Dump of PyObject pyObj:
0000000000601640:  00 00 00 00 00 00 00 00 00 00 00 00 00 00 00 00
0000000000601650:  00 00 00 00 00 00 00 00 00 00 00 00 00 00 00 00
Dump of Wrapper1 wrap1:
0000000000601600:  00 00 00 00 00 00 00 00 00 00 00 00 00 00 00 00
0000000000601610:  00 00 00 00 00 00 00 00 00 00 00 00 00 00 00 00
0000000000601620:  00 00 00 00 00 00 00 00
Dump of Wrapper1Derived wrap1D:
00000000006015c0:  00 00 00 00 00 00 00 00 00 00 00 00 00 00 00 00
00000000006015d0:  00 00 00 00 00 00 00 00 00 00 00 00 00 00 00 00
00000000006015e0:  00 00 00 00 00 00 00 00 00 00 00 00 00 00 00 00
Dump of Wrapper2 wrap2:
0000000000601580:  00 00 00 00 00 00 00 00 00 00 00 00 00 00 00 00
0000000000601590:  00 00 00 00 00 00 00 00 00 00 00 00 00 00 00 00
00000000006015a0:  00 00 00 00 00 00 00 00
Dump of Wrapper3 wrap3:
0000000000601540:  d8 0e 40 00 00 00 00 00 00 00 00 00 00 00 00 00
0000000000601550:  00 00 00 00 00 00 00 00 00 00 00 00 00 00 00 00
0000000000601560:  00 00 00 00 00 00 00 00 7b 00 00 00 00 00 00 00

Live Demo on coliru

The dumps of pyObj, wrap1, wrap1D, wrap2 consists of 00s only – no wonder, I made them static. wrap3 looks a bit different, partly because of the constructor (7b == 123) and partly because the C++ compiler put a VMT ponter into the class instance to which d8 0e 40 very probably belongs to. (I assume that a VMT pointer has the size of any function pointer but I don't know really how the compiler organizes things internally.)

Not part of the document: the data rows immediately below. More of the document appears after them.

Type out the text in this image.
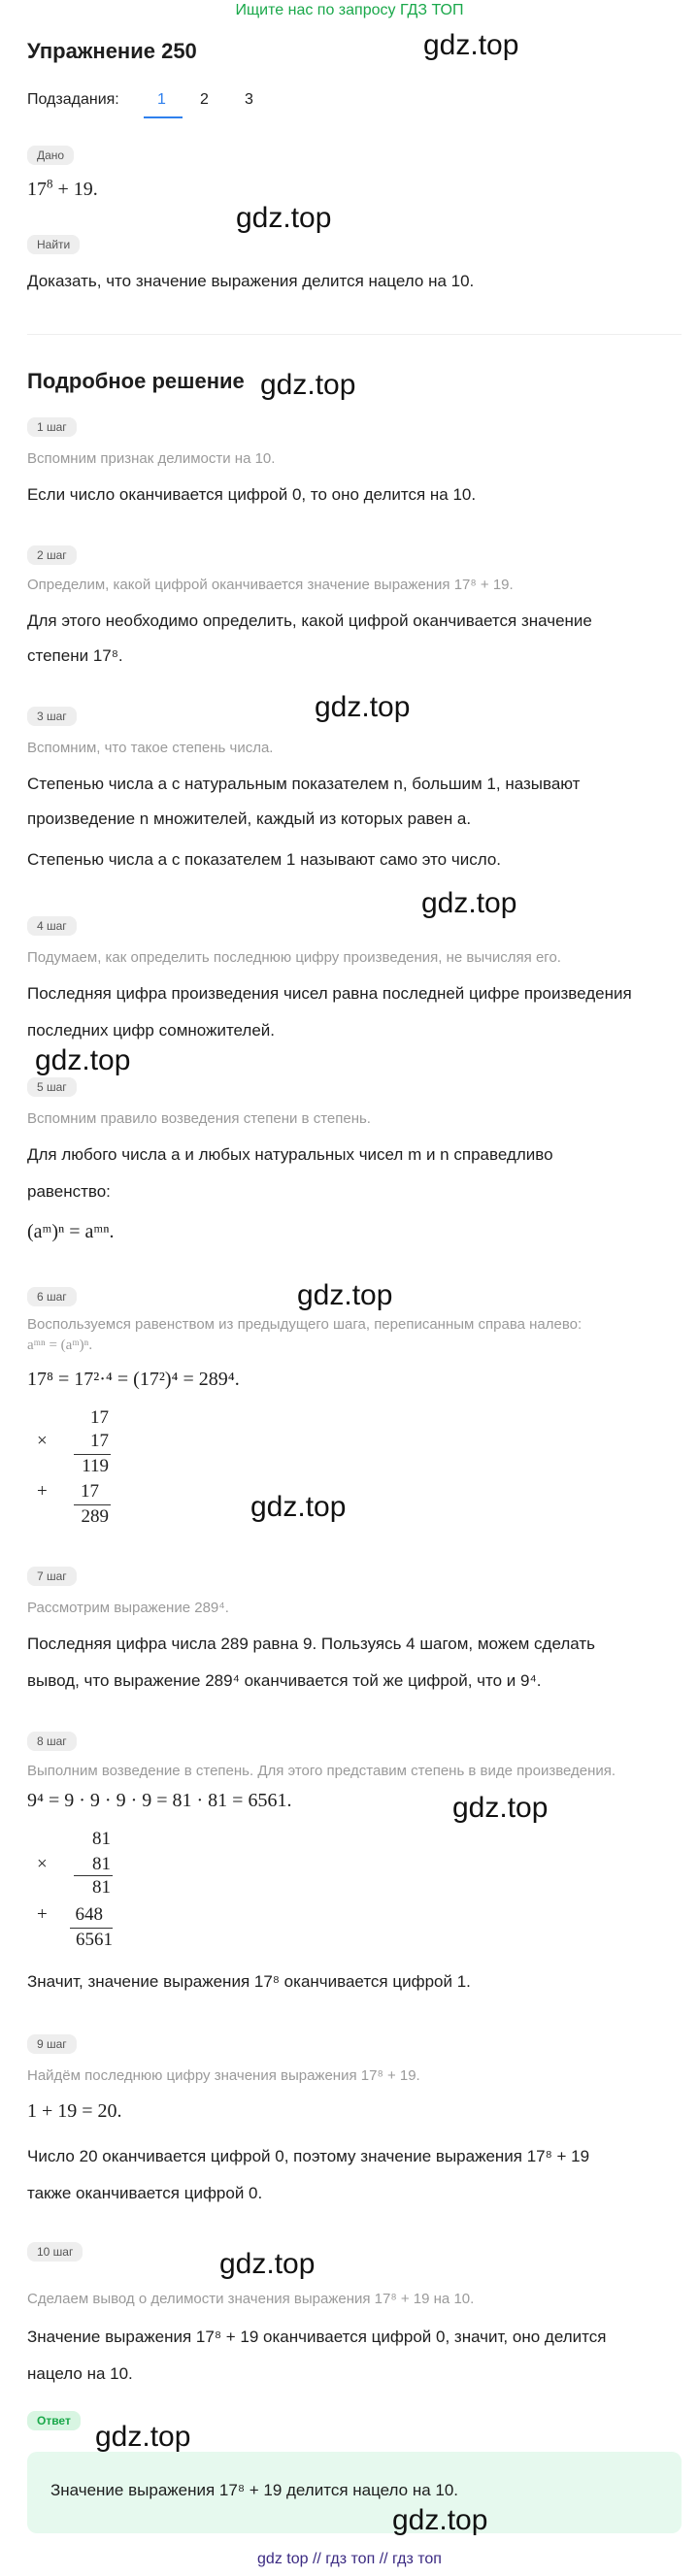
Ищите нас по запросу ГДЗ ТОП
Упражнение 250	gdz.top
Подзадания: 1 2 3
Дано
$17^8 + 19$.
gdz.top
Найти
Доказать, что значение выражения делится нацело на 10.
Подробное решение gdz.top
1 шаг
Вспомним признак делимости на 10.
Если число оканчивается цифрой 0, то оно делится на 10.
2 шаг
Определим, какой цифрой оканчивается значение выражения 17⁸ + 19.
Для этого необходимо определить, какой цифрой оканчивается значение
степени 17⁸.
gdz.top
3 шаг
Вспомним, что такое степень числа.
Степенью числа a с натуральным показателем n, большим 1, называют
произведение n множителей, каждый из которых равен a.
Степенью числа a с показателем 1 называют само это число.
gdz.top
4 шаг
Подумаем, как определить последнюю цифру произведения, не вычисляя его.
Последняя цифра произведения чисел равна последней цифре произведения
последних цифр сомножителей.
gdz.top
5 шаг
Вспомним правило возведения степени в степень.
Для любого числа a и любых натуральных чисел m и n справедливо
равенство:
(aᵐ)ⁿ = aᵐⁿ.
gdz.top
6 шаг
Воспользуемся равенством из предыдущего шага, переписанным справа налево:
aᵐⁿ = (aᵐ)ⁿ.
17⁸ = 17²·⁴ = (17²)⁴ = 289⁴.
17
×	17
119
+	17
289	gdz.top
7 шаг
Рассмотрим выражение 289⁴.
Последняя цифра числа 289 равна 9. Пользуясь 4 шагом, можем сделать
вывод, что выражение 289⁴ оканчивается той же цифрой, что и 9⁴.
8 шаг
Выполним возведение в степень. Для этого представим степень в виде произведения.
9⁴ = 9 · 9 · 9 · 9 = 81 · 81 = 6561.	gdz.top
81
×	81
81
+ 648
6561
Значит, значение выражения 17⁸ оканчивается цифрой 1.
9 шаг
Найдём последнюю цифру значения выражения 17⁸ + 19.
1 + 19 = 20.
Число 20 оканчивается цифрой 0, поэтому значение выражения 17⁸ + 19
также оканчивается цифрой 0.
10 шаг	gdz.top
Сделаем вывод о делимости значения выражения 17⁸ + 19 на 10.
Значение выражения 17⁸ + 19 оканчивается цифрой 0, значит, оно делится
нацело на 10.
Ответ gdz.top
Значение выражения 17⁸ + 19 делится нацело на 10.
gdz.top
gdz top // гдз топ // гдз топ
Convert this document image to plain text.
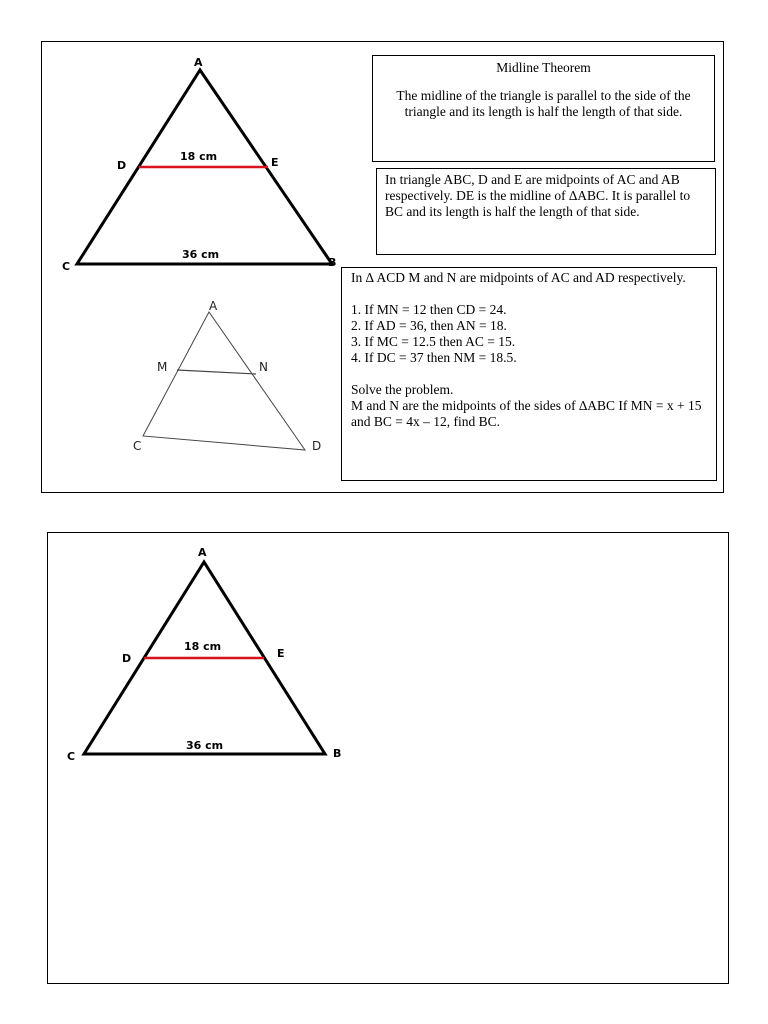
A
D	E
C	B
18 cm
36 cm
A
M	N
C	D
Midline Theorem
The midline of the triangle is parallel to the side of the triangle and its length is half the length of that side.
In triangle ABC, D and E are midpoints of AC and AB respectively. DE is the midline of ∆ABC. It is parallel to BC and its length is half the length of that side.

In ∆ ACD M and N are midpoints of AC and AD respectively.

1. If MN = 12 then CD = 24.

2. If AD = 36, then AN = 18.

3. If MC = 12.5 then AC = 15.

4. If DC = 37 then NM = 18.5.

Solve the problem.

M and N are the midpoints of the sides of ∆ABC If MN = x + 15 and BC = 4x – 12, find BC.

A
D	E
C	B
18 cm
36 cm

Imagine what happens when CPython takes the address of wrap3, casts it to PyObject*, and writes the _ob_next pointer which has offset 0 and is used to chain Python objects into a double-linked list. (Hopefully a crash or something else which makes things even worse.)

Imagine in turn what happens in OP's create function

static PyObject *B_new(PyTypeObject *type, PyObject *args, PyObject *kwds)
{
    B *self = (B*)type->tp_alloc(type, 0);
    new (self)B;
    return (PyObject*)self;
}

when the placement constructor of B overrides the initialization of the PyObject internals which probably happened in tp_alloc().